Species of moth endemic of New Zealand

Stigmella palaga is a species of moth in the family Nepticulidae. It was first described by Hans Donner and Christopher Wilkinson in 1989. It is endemic to New Zealand and is found in Stewart Island. This species inhabits native bush and possible host of this species is Dracophyllum longifolium.

== Taxonomy ==
This species was first described by Hans Donner and Christopher Wilkinson in 1989 and named Stigmella palaga. This placement was again confirmed in a 2016 revision of the global species placed in the family Nepticulidae. The male holotype specimen collected at Rakeahua Valley in Stewart Island in February is held at the New Zealand Arthropod Collection.

== Description ==
Donner and Wilkinson described this species as follows:

Head. Frontal tuft, scape, and collar white; antenna golden brown, comprising about 25 segments. Thorax golden brown; forewing golden brown, lustrous, reflecting gold; fringe concolorous. Abdomen golden brown.

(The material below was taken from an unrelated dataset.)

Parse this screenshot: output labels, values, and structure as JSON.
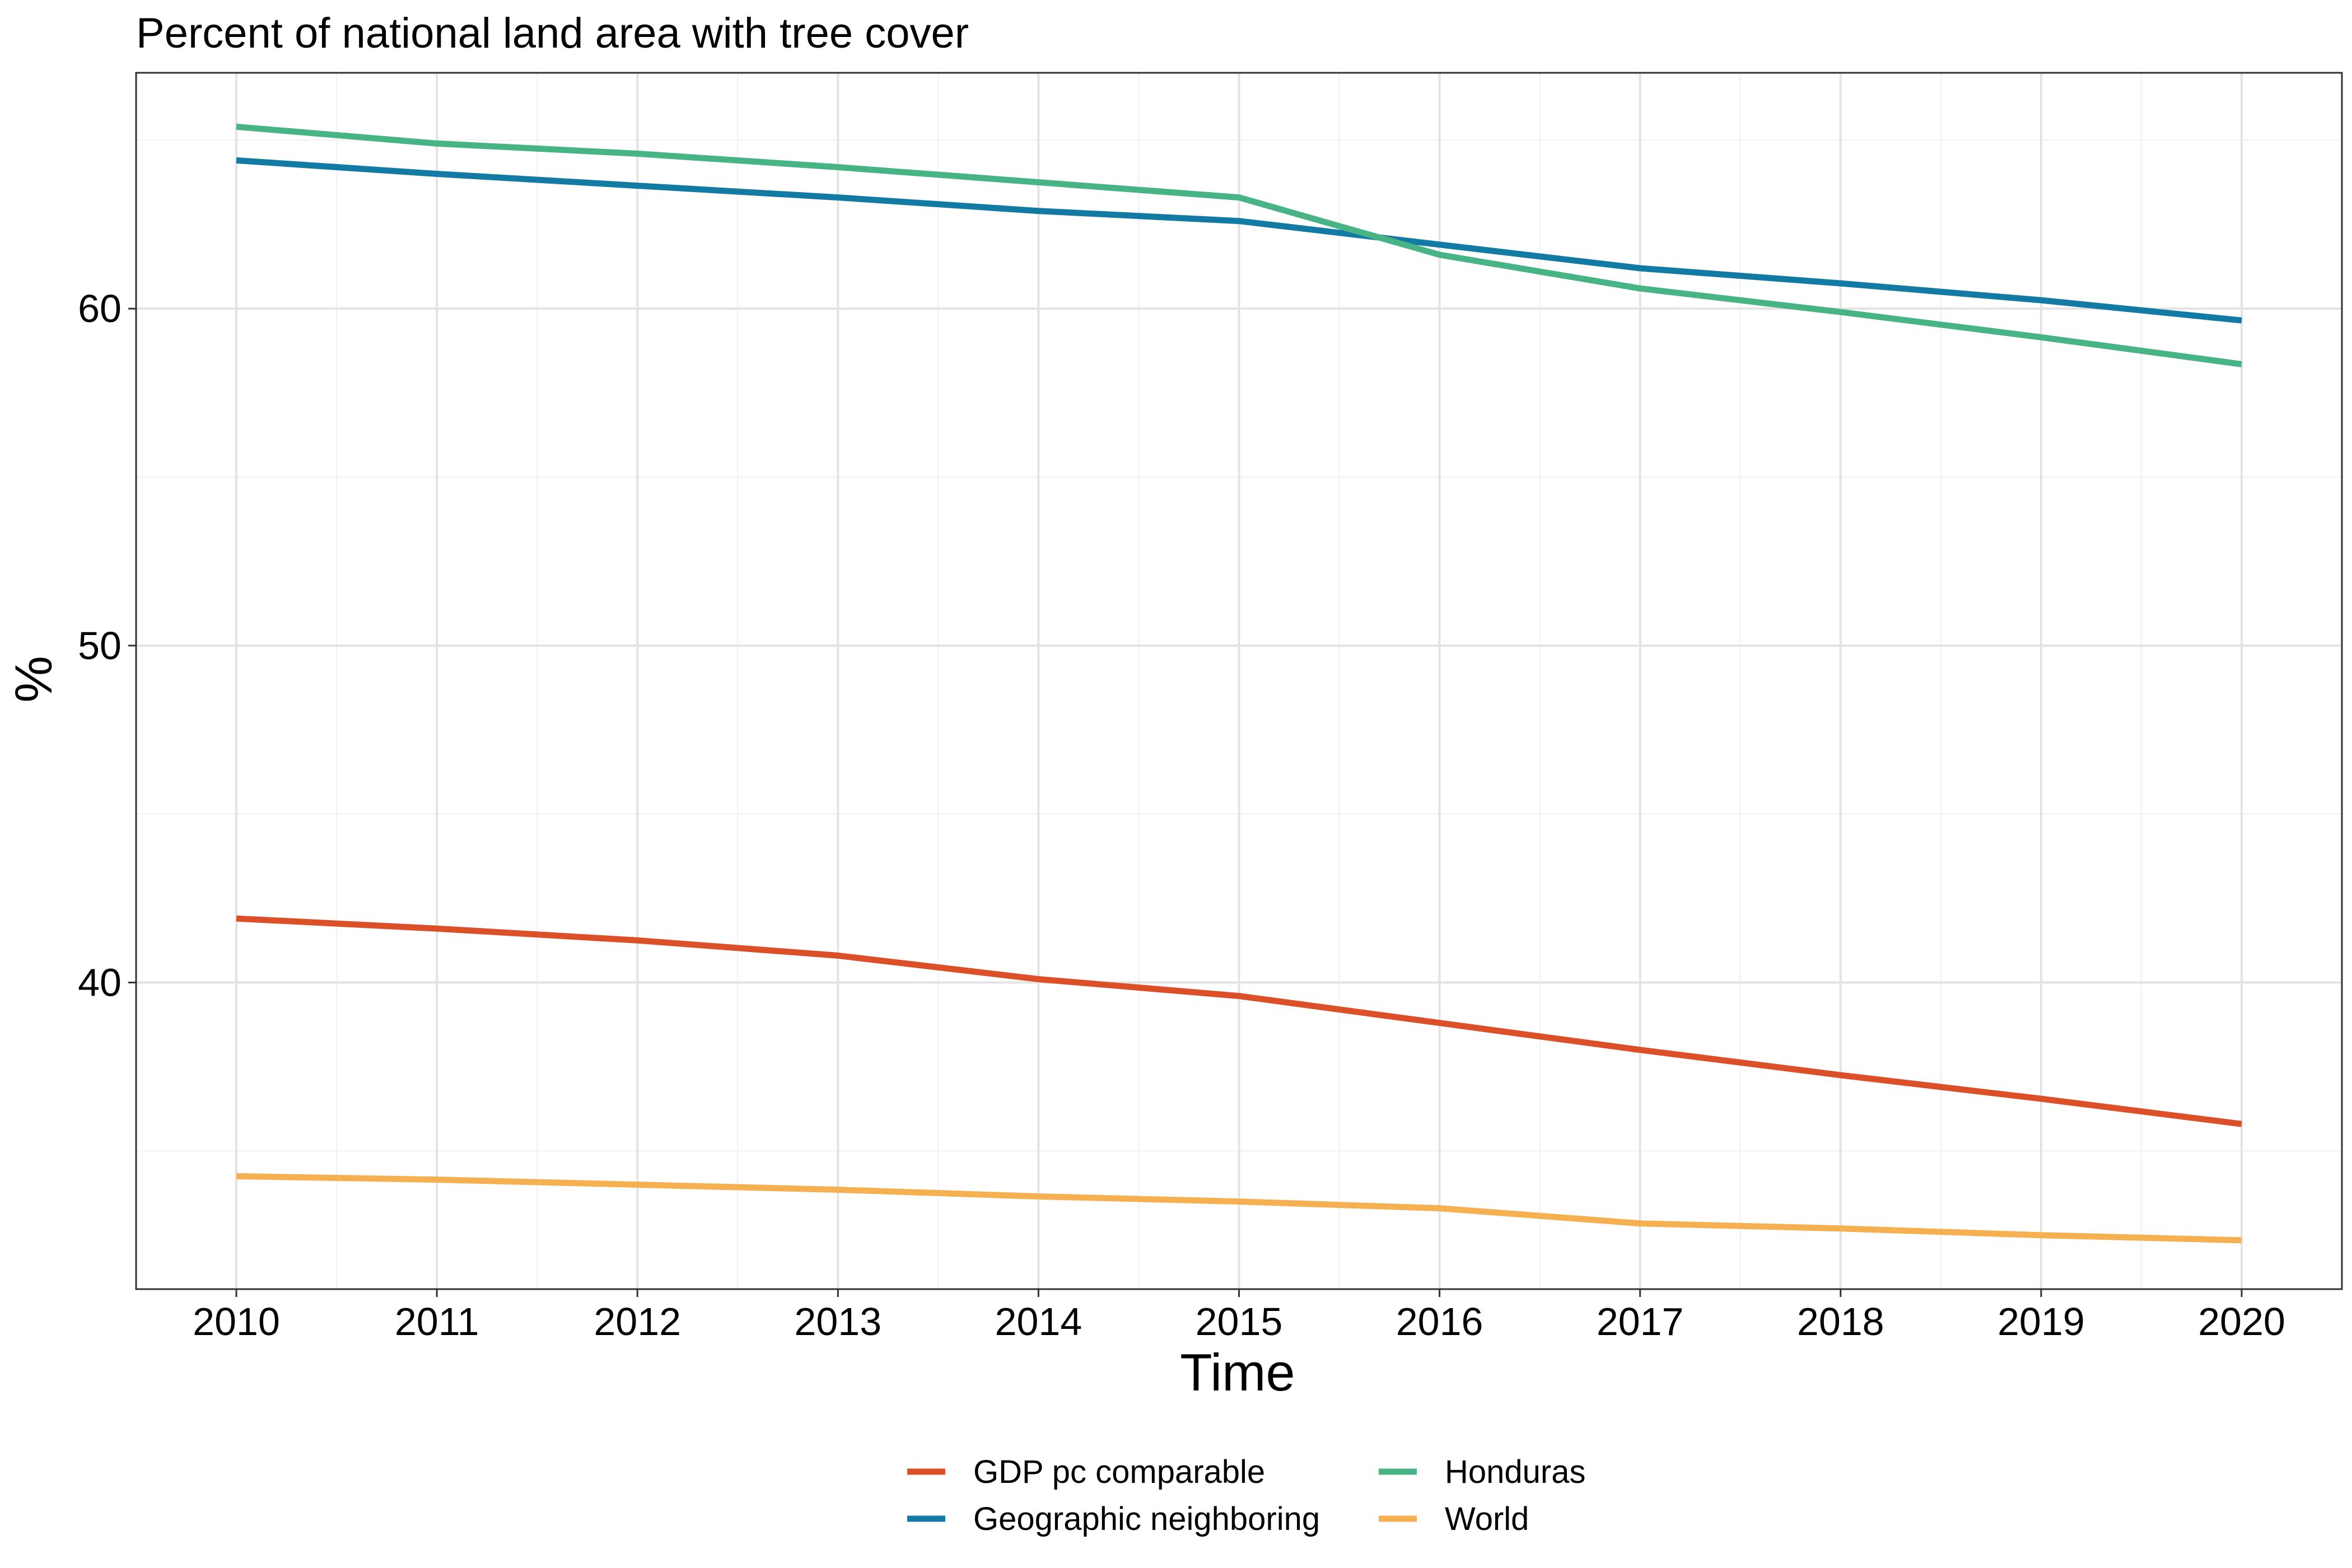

This species can be distinguished from other species in genus as it has no wing markings and has a smooth, golden colour. As at 1989 the female was unknown.

==Distribution==
This species is endemic to New Zealand. It is found on Stewart Island.

== Habitat and host species ==
This species inhabits native bush. A possible host of this species is Dracophyllum longifolium.